In the PInCh —Pitt Innovation Challenge — students and professors scored $400,000 prizes this weekend to advance health care.
Pitt’s Clinical and Translational Science Institute, the Office of the Provost and the Innovation Institute hosted the second year of the challenge, and more than 60 teams competed. Three groups won $100,000 each at the University Club Saturday night, while four other groups received $25,000 each.
To win the prize money each group responded to the question: “From cell to community: How can we individualize solutions for better health(care)?”
The prizes cover direct costs to help advance the winning groups’ project over the next 12 months, with additional help from a project manager assigned to each winning group.
The Challenge posed the question in September and then selected 20 teams from a first round of 60 video entries.

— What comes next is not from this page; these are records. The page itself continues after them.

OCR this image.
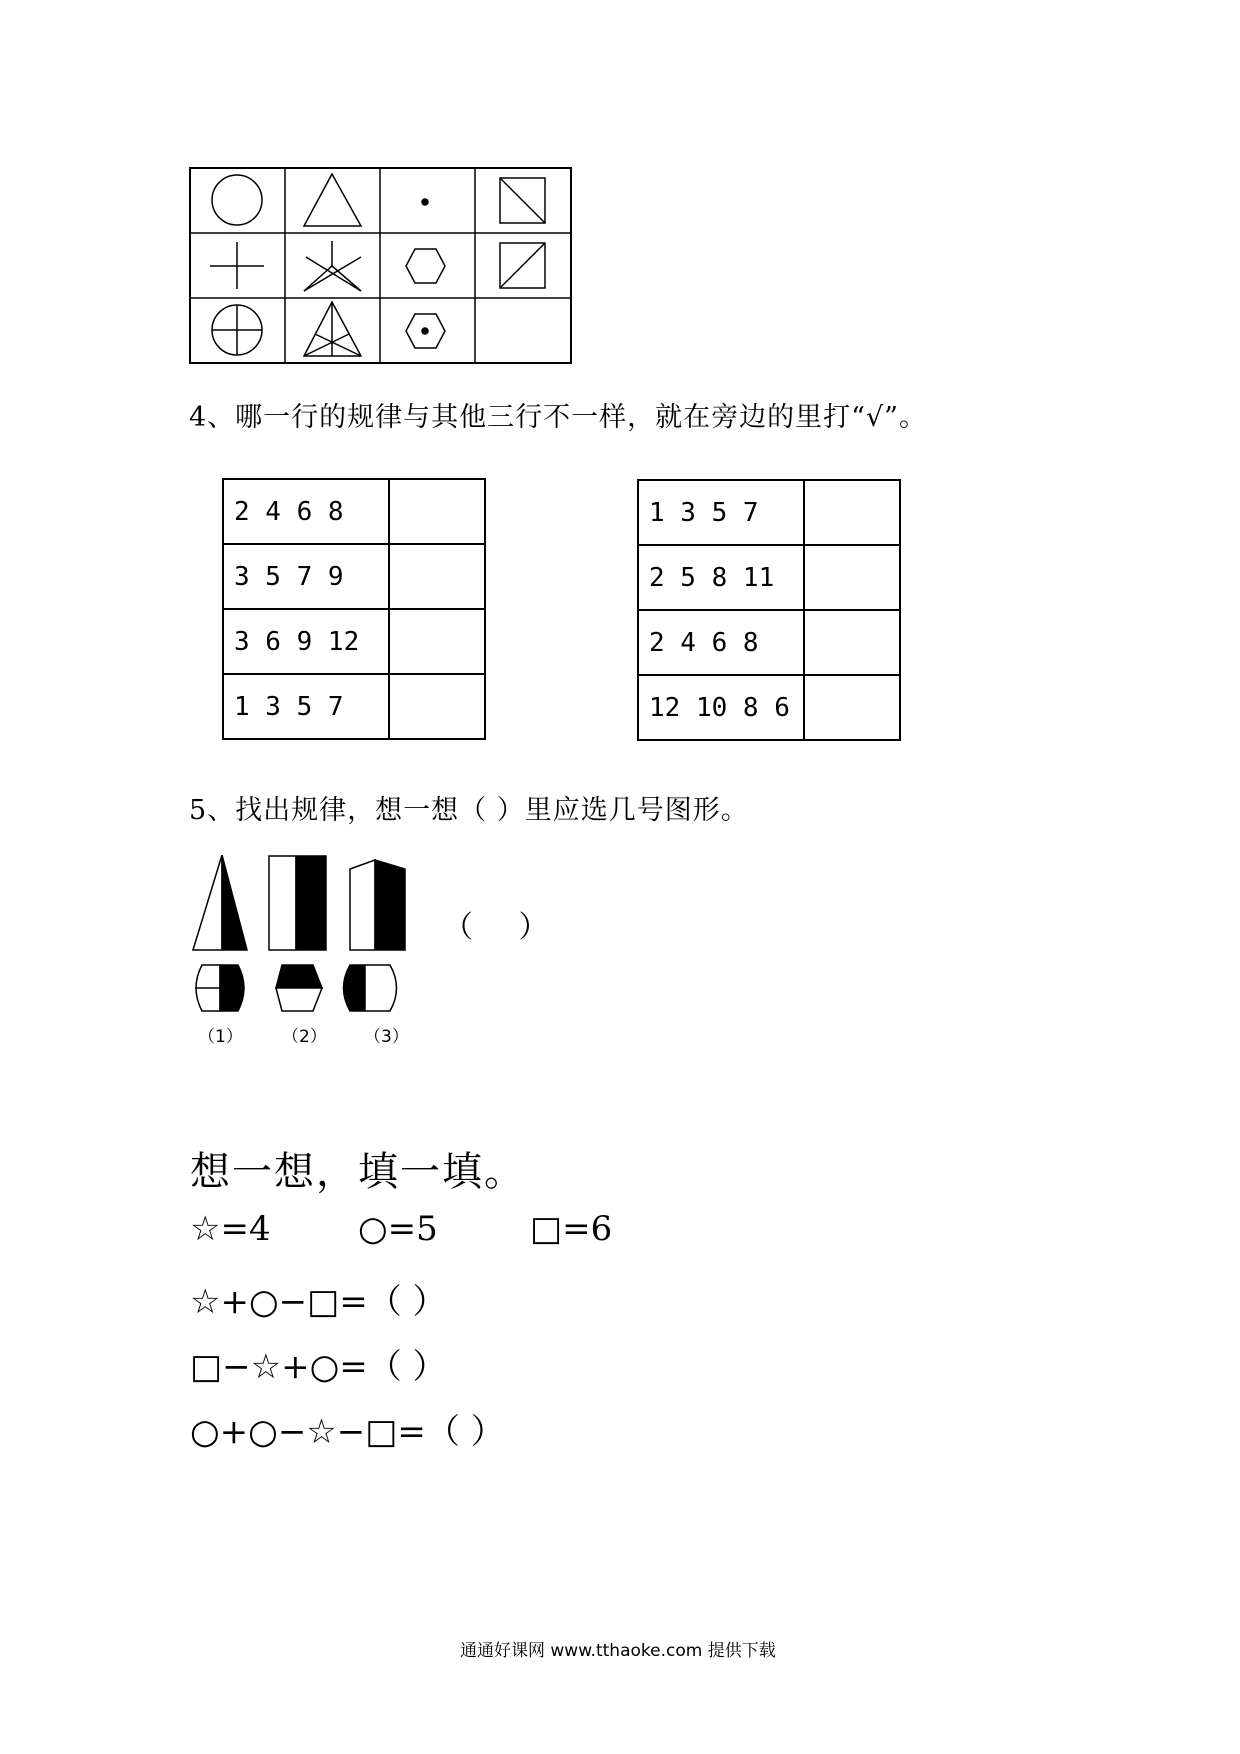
4、哪一行的规律与其他三行不一样，就在旁边的里打“√”。
2 4 6 8	
3 5 7 9	
3 6 9 12	
1 3 5 7	
1 3 5 7	
2 5 8 11	
2 4 6 8	
12 10 8 6	
5、找出规律，想一想（ ）里应选几号图形。
（ ）
（1） （2） （3）
想一想，填一填。
☆=4	○=5	□=6
☆+○−□=（ ）
□−☆+○=（ ）
○+○−☆−□=（ ）
通通好课网 www.tthaoke.com 提供下载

Following a written entry round, the University chose 10 finalists to present their ideas in a showcase.
Groups Nebukin, Nanoketo and ACL took the top prizes. Dr. Timothy Corcoran from the Department of Medicine and Bioengineering, Pulmonary, Allergy and Critical Care Medicine of UPMC led the Nebukin team, which aims to use a tablet-based software tool to help children properly use nebulizers, which deliver drugs through an inhalable mist, to treat asthma.
Corcoran said the software acts like a game to guide children through breathing patterns that administer the optimal amount of the drug.
“The game also helps to keep the child entertained during the treatment and alleviates boredom and anxiety. It also provides physicians with a degree of control over dosing,” Corcoran said in an email.
Corcoran said he has worked with aerosol medications for more than 20 years, prompting “some ideas about where the problems were with inhaled therapies and some insight on how to fix them.”
Corcoran said his team will use the prize to hire user-experience professionals, which study the usablity of a device, and software designers to produce a beta version of Nebukin.
James Ellis, a graduate student in Dr. Alexandar Star’s lab from the department of chemistry and bioengineering, led the Nanoketo team, which will develop a portable sensor for monitoring ketosis, a condition common in diabetics.
Ellis said Nanoketo will develop a handheld, breath acetone sensor for type-1 diabetics and epilepsy patients. The sensor would use the correlation between breath acetone concentration and blood ketone levels to replace the current methods of blood and urine sampling, he added.
Ellis said the team will use the prize to prepare for the application as well as build and test electronic prototypes.
Dr. Michael McClincy from the UPMC Department of Orthopaedic Surgery led the ACL Interaction team, which will develop a Web-based tool to individualize recovery from knee injuries.
“PInCh is a celebration of the pioneering and entrepreneurial spirit of some of the brightest, most enterprising teams of visionary thinkers in and around the Pittsburgh region,” Steven E. Reis, CTSI director and associate vice chancellor for clinical research, Health Sciences, said in a UPMC release.
Corcoran collaborated with Jenna Date from the Human Computer Interaction Institute at Carnegie Mellon, who will lead the team that will research the needs of children with lung diseases and produce the device.
Corcoran said they plan to design the tool first for children with cystic fibrosis, and the team includes David Orenstein and Daniel Weiner, pediatric pulmonologists and cystic fibrosis experts from Children’s Hospital of Pittsburgh.
“We first plan to bring our designers together with children with cystic fibrosis so that they can gain a clear understanding of the role inhaled therapies play in their life and understand their perspective,” Corcoran said. “Our design will evolve from those interactions.”